I'm human (yes, I swear it's true), and I couldn't classify things like different breeds of poodle: http://www.image-net.org/synset?wnid=n02113712

There are many different actual tasks that technically are PASCAL challenges, but when people say "PASCAL VOC challenge" (Visual Object Classes), they typically mean either the _classification_ or _detection_ challenge:

Classification: For each of the twenty classes, predicting presence/absence of an example of that class in the test image.

Detection: Predicting the bounding box and label of each object from the twenty target classes in the test image.

Neither uses the full ImageNet data set. Instead, it's images from 20 classes of object, like shown here: http://pascallin.ecs.soton.ac.uk/challenges/VOC/voc2010/exam...

Here are the results: http://pascallin.ecs.soton.ac.uk/challenges/VOC/voc2010/resu...

I find the results quite impressive - especially for classification - 90%+ precision for detecting people in photos seems like a good result.

> I cannot understand why it is that so many obviously very intelligent people decide that we need another computer vision-based startup. Because the unfortunate truth is that computer vision (right now) doesn't work.

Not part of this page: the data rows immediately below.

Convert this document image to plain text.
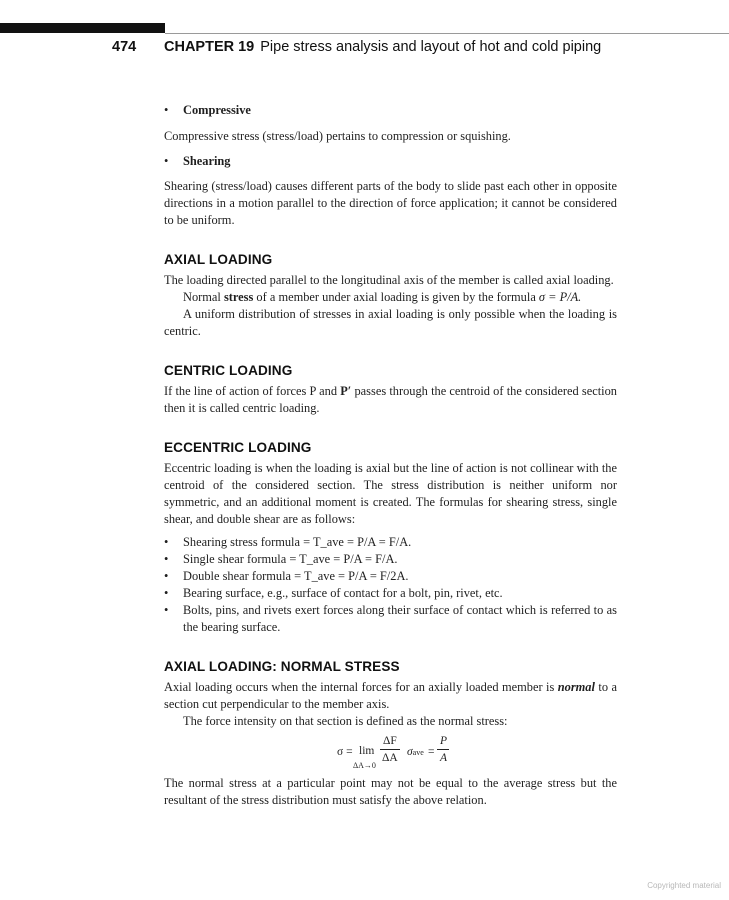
474 CHAPTER 19 Pipe stress analysis and layout of hot and cold piping
•	Compressive

Compressive stress (stress/load) pertains to compression or squishing.

•	Shearing

Shearing (stress/load) causes different parts of the body to slide past each other in opposite directions in a motion parallel to the direction of force application; it cannot be considered to be uniform.

AXIAL LOADING

The loading directed parallel to the longitudinal axis of the member is called axial loading.

Normal stress of a member under axial loading is given by the formula σ = P/A.

A uniform distribution of stresses in axial loading is only possible when the loading is centric.

CENTRIC LOADING

If the line of action of forces P and P′ passes through the centroid of the considered section then it is called centric loading.

ECCENTRIC LOADING

Eccentric loading is when the loading is axial but the line of action is not collinear with the centroid of the considered section. The stress distribution is neither uniform nor symmetric, and an additional moment is created. The formulas for shearing stress, single shear, and double shear are as follows:

•	Shearing stress formula = T_ave = P/A = F/A.
•	Single shear formula = T_ave = P/A = F/A.
•	Double shear formula = T_ave = P/A = F/2A.
•	Bearing surface, e.g., surface of contact for a bolt, pin, rivet, etc.
•	Bolts, pins, and rivets exert forces along their surface of contact which is referred to as the bearing surface.
AXIAL LOADING: NORMAL STRESS

Axial loading occurs when the internal forces for an axially loaded member is normal to a section cut perpendicular to the member axis.

The force intensity on that section is defined as the normal stress:

σ = lim
ΔA→0
ΔF
ΔA σave =
P
A

The normal stress at a particular point may not be equal to the average stress but the resultant of the stress distribution must satisfy the above relation.

Copyrighted material
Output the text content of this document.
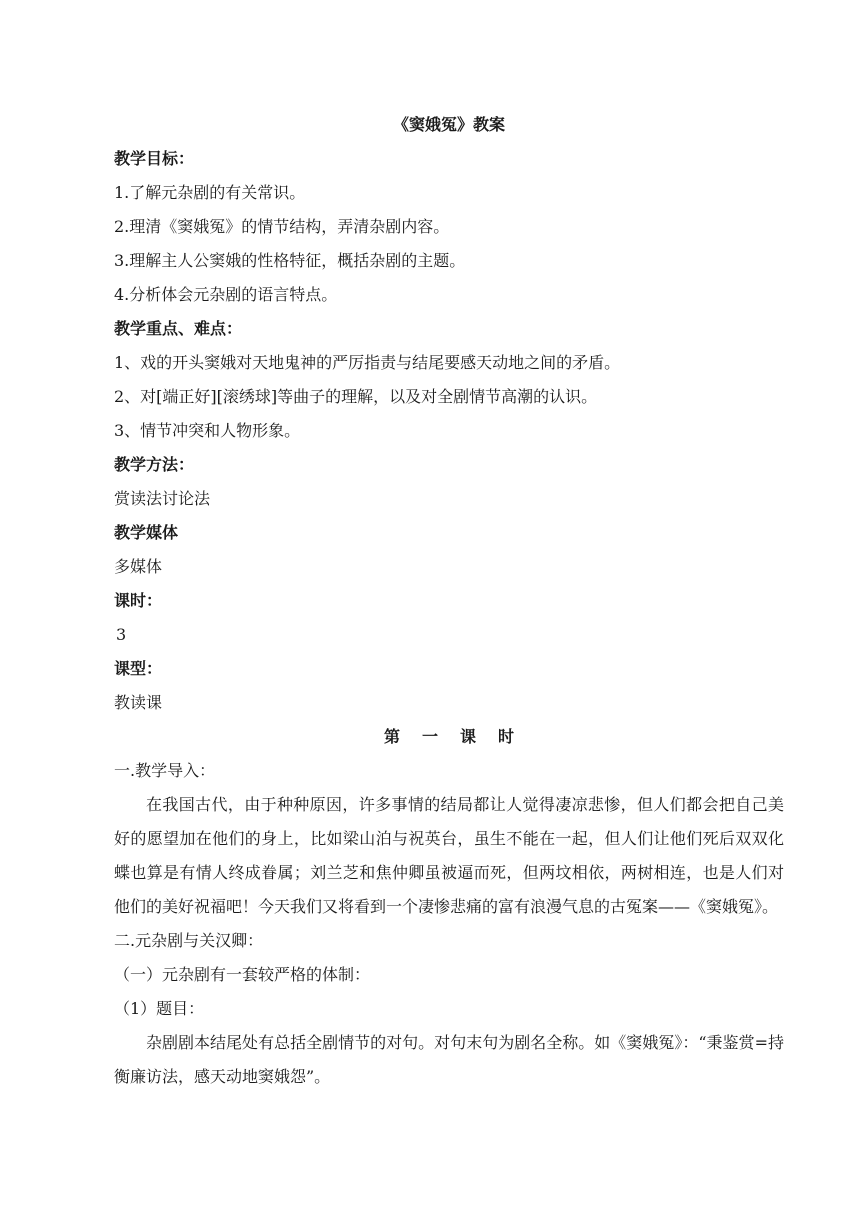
《窦娥冤》教案
教学目标：
1.了解元杂剧的有关常识。
2.理清《窦娥冤》的情节结构，弄清杂剧内容。
3.理解主人公窦娥的性格特征，概括杂剧的主题。
4.分析体会元杂剧的语言特点。
教学重点、难点：
1、戏的开头窦娥对天地鬼神的严厉指责与结尾要感天动地之间的矛盾。
2、对[端正好][滚绣球]等曲子的理解，以及对全剧情节高潮的认识。
3、情节冲突和人物形象。
教学方法：
赏读法讨论法
教学媒体
多媒体
课时：
3
课型：
教读课
第一课时
一.教学导入：

在我国古代，由于种种原因，许多事情的结局都让人觉得凄凉悲惨，但人们都会把自己美好的愿望加在他们的身上，比如梁山泊与祝英台，虽生不能在一起，但人们让他们死后双双化蝶也算是有情人终成眷属；刘兰芝和焦仲卿虽被逼而死，但两坟相依，两树相连，也是人们对他们的美好祝福吧！今天我们又将看到一个凄惨悲痛的富有浪漫气息的古冤案——《窦娥冤》。

二.元杂剧与关汉卿：
（一）元杂剧有一套较严格的体制：
（1）题目：

杂剧剧本结尾处有总括全剧情节的对句。对句末句为剧名全称。如《窦娥冤》：“秉鉴赏=持衡廉访法，感天动地窦娥怨”。
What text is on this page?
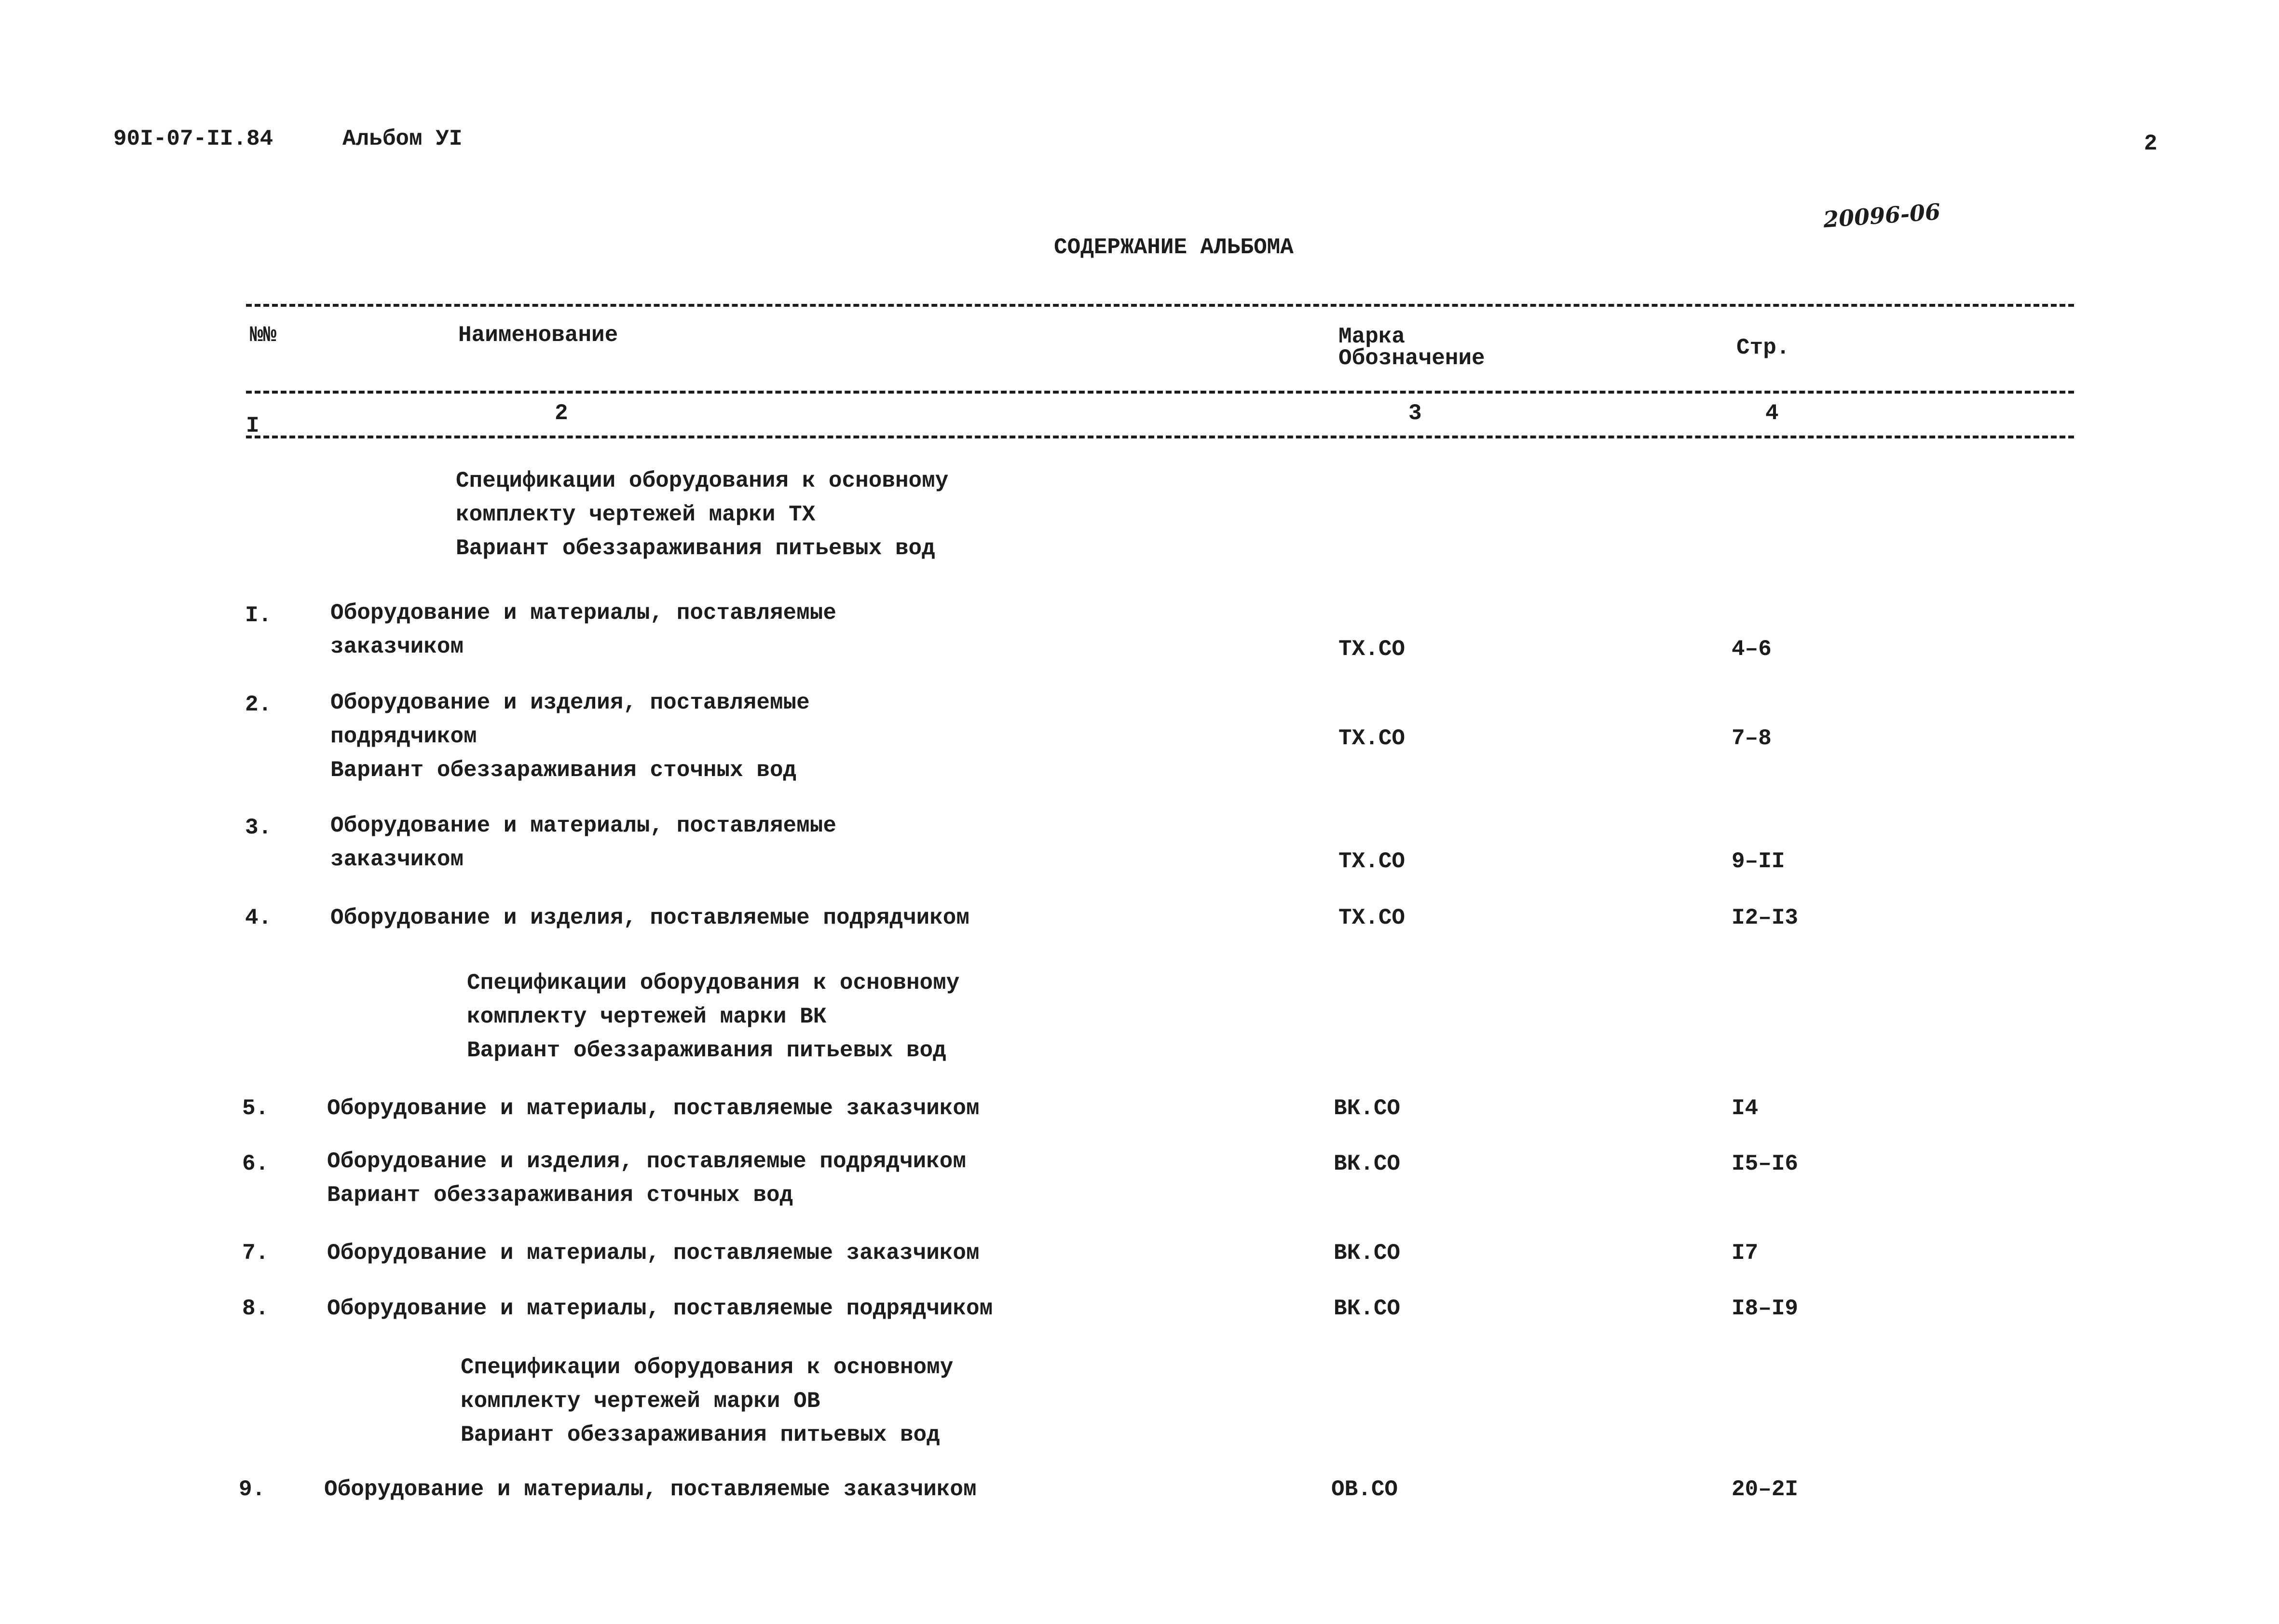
90I-07-II.84	Альбом УI	2
20096-06
СОДЕРЖАНИЕ АЛЬБОМА
№№	Наименование	Марка
Обозначение	Стр.
I	2	3	4
Спецификации оборудования к основному
комплекту чертежей марки ТХ
Вариант обеззараживания питьевых вод
I.	Оборудование и материалы, поставляемые
заказчиком	ТХ.СО	4–6
2.	Оборудование и изделия, поставляемые
подрядчиком
Вариант обеззараживания сточных вод
ТХ.СО	7–8
3.	Оборудование и материалы, поставляемые
заказчиком	ТХ.СО	9–II
4.	Оборудование и изделия, поставляемые подрядчиком	ТХ.СО	I2–I3
Спецификации оборудования к основному
комплекту чертежей марки ВК
Вариант обеззараживания питьевых вод
5.	Оборудование и материалы, поставляемые заказчиком	ВК.СО	I4
6.	Оборудование и изделия, поставляемые подрядчиком
Вариант обеззараживания сточных вод
ВК.СО	I5–I6
7.	Оборудование и материалы, поставляемые заказчиком	ВК.СО	I7
8.	Оборудование и материалы, поставляемые подрядчиком	ВК.СО	I8–I9
Спецификации оборудования к основному
комплекту чертежей марки ОВ
Вариант обеззараживания питьевых вод
9.	Оборудование и материалы, поставляемые заказчиком	ОВ.СО	20–2I
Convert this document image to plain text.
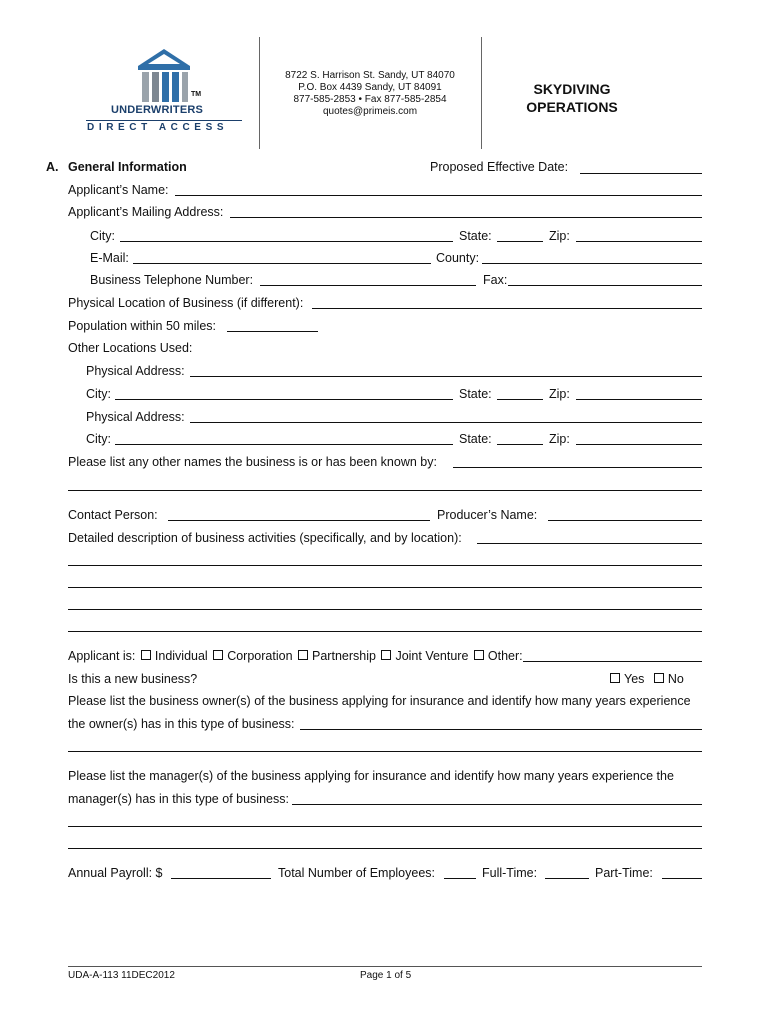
TM
UNDERWRITERS
DIRECT ACCESS
8722 S. Harrison St. Sandy, UT 84070
P.O. Box 4439 Sandy, UT 84091
877-585-2853 • Fax 877-585-2854
quotes@primeis.com
SKYDIVING
OPERATIONS
A. General Information	Proposed Effective Date:
Applicant’s Name:
Applicant’s Mailing Address:
City:	State:	Zip:
E-Mail:	County:
Business Telephone Number:	Fax:
Physical Location of Business (if different):
Population within 50 miles:
Other Locations Used:
Physical Address:
City:	State:	Zip:
Physical Address:
City:	State:	Zip:
Please list any other names the business is or has been known by:
Contact Person:	Producer’s Name:
Detailed description of business activities (specifically, and by location):
Applicant is: Individual Corporation Partnership Joint Venture Other:
Is this a new business?	Yes No
Please list the business owner(s) of the business applying for insurance and identify how many years experience
the owner(s) has in this type of business:
Please list the manager(s) of the business applying for insurance and identify how many years experience the
manager(s) has in this type of business:
Annual Payroll: $	Total Number of Employees:	Full-Time:	Part-Time:
UDA-A-113 11DEC2012	Page 1 of 5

This seems like a really good reason to create another computer vision-based startup.

No, it seems like a very good reason to take useful/promising but improperly commercialized research and turn it into a product. A startup rarely has enough runway to do the scientific research needed to solve a problem like this.
It is certainly rare, but Numenta has been doing it for the past 6 years, and for several years before that at the Redwood Neuroscience Institute from which it spun off. In doing so, Numenta undoubtedly stands on the foundation of significant progress in academia, but still has to do a fair bit of what one might call "research engineering."
Basic R&D is a cost that successful businesses--especially small ones--tend to externalize. Microsoft does a bit, Bell Labs used to do more; but you just don't start a FTL spaceship company before basic research has established a coherent theory of FTL travel.